Earlier this year, I was at a presentation where the emerging theme of ecopsychology was introduced. Ecopsychology, in my understanding, is the human experience of being disconnected physically and, therefore, mentally, from nature, which the presenter linked to materialistic and self-centric societies that “big cities,” especially, can cultivate in individuals. I do believe that the understanding of and connection with creation is essential to our ability to care for creation and for one another.

As taken from the ELCA Social Statement, “Caring for Creation: Vision, Hope, and Justice:”

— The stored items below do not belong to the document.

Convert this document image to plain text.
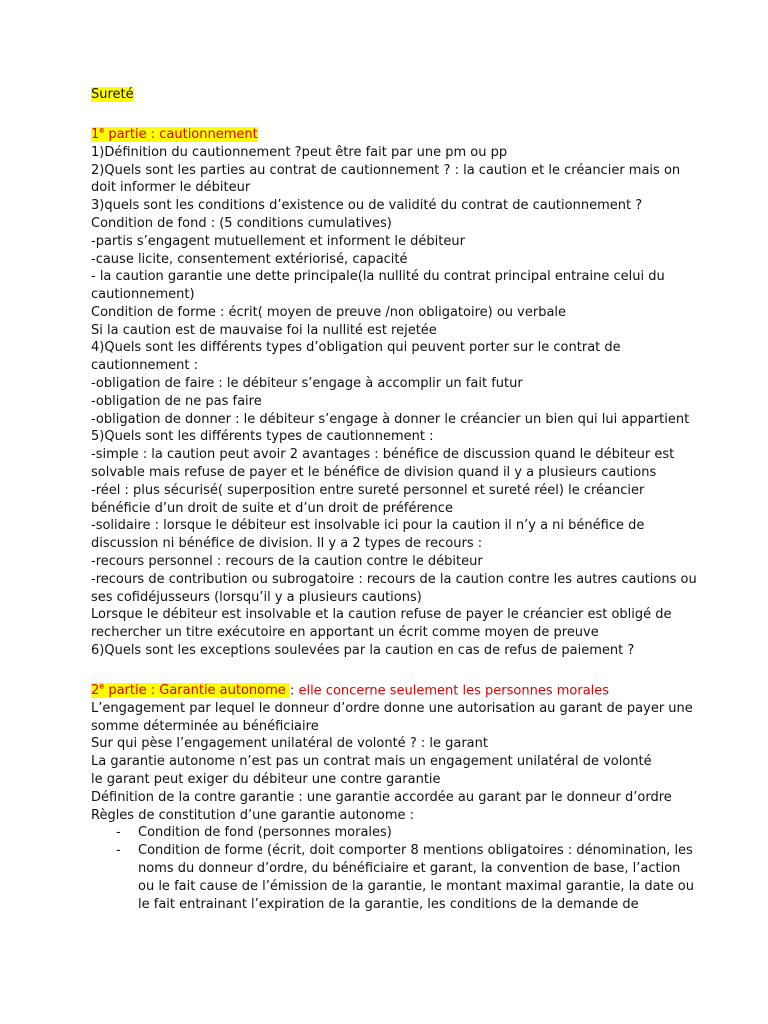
Sureté
1e partie : cautionnement
1)Définition du cautionnement ?peut être fait par une pm ou pp
2)Quels sont les parties au contrat de cautionnement ? : la caution et le créancier mais on
doit informer le débiteur
3)quels sont les conditions d’existence ou de validité du contrat de cautionnement ?
Condition de fond : (5 conditions cumulatives)
-partis s’engagent mutuellement et informent le débiteur
-cause licite, consentement extériorisé, capacité
- la caution garantie une dette principale(la nullité du contrat principal entraine celui du
cautionnement)
Condition de forme : écrit( moyen de preuve /non obligatoire) ou verbale
Si la caution est de mauvaise foi la nullité est rejetée
4)Quels sont les différents types d’obligation qui peuvent porter sur le contrat de
cautionnement :
-obligation de faire : le débiteur s’engage à accomplir un fait futur
-obligation de ne pas faire
-obligation de donner : le débiteur s’engage à donner le créancier un bien qui lui appartient
5)Quels sont les différents types de cautionnement :
-simple : la caution peut avoir 2 avantages : bénéfice de discussion quand le débiteur est
solvable mais refuse de payer et le bénéfice de division quand il y a plusieurs cautions
-réel : plus sécurisé( superposition entre sureté personnel et sureté réel) le créancier
bénéficie d’un droit de suite et d’un droit de préférence
-solidaire : lorsque le débiteur est insolvable ici pour la caution il n’y a ni bénéfice de
discussion ni bénéfice de division. Il y a 2 types de recours :
-recours personnel : recours de la caution contre le débiteur
-recours de contribution ou subrogatoire : recours de la caution contre les autres cautions ou
ses cofidéjusseurs (lorsqu’il y a plusieurs cautions)
Lorsque le débiteur est insolvable et la caution refuse de payer le créancier est obligé de
rechercher un titre exécutoire en apportant un écrit comme moyen de preuve
6)Quels sont les exceptions soulevées par la caution en cas de refus de paiement ?
2e partie : Garantie autonome : elle concerne seulement les personnes morales
L’engagement par lequel le donneur d’ordre donne une autorisation au garant de payer une
somme déterminée au bénéficiaire
Sur qui pèse l’engagement unilatéral de volonté ? : le garant
La garantie autonome n’est pas un contrat mais un engagement unilatéral de volonté
le garant peut exiger du débiteur une contre garantie
Définition de la contre garantie : une garantie accordée au garant par le donneur d’ordre
Règles de constitution d’une garantie autonome :
- Condition de fond (personnes morales)
- Condition de forme (écrit, doit comporter 8 mentions obligatoires : dénomination, les
noms du donneur d’ordre, du bénéficiaire et garant, la convention de base, l’action
ou le fait cause de l’émission de la garantie, le montant maximal garantie, la date ou
le fait entrainant l’expiration de la garantie, les conditions de la demande de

“ ‘To serve,’ often translated ‘to till,’ invites us again to envision ourselves as servants, while ‘to keep’ invites us to take care of the earth as God keeps and cares for us (Num 6: 24-26).”

How good it was to see a group of young people partaking in care for creation with such vigor and purpose! May we be that enthusiastic to dig around in the (sometimes smelly) compost of our own lives and know the contents of the rich soil out of which we grow!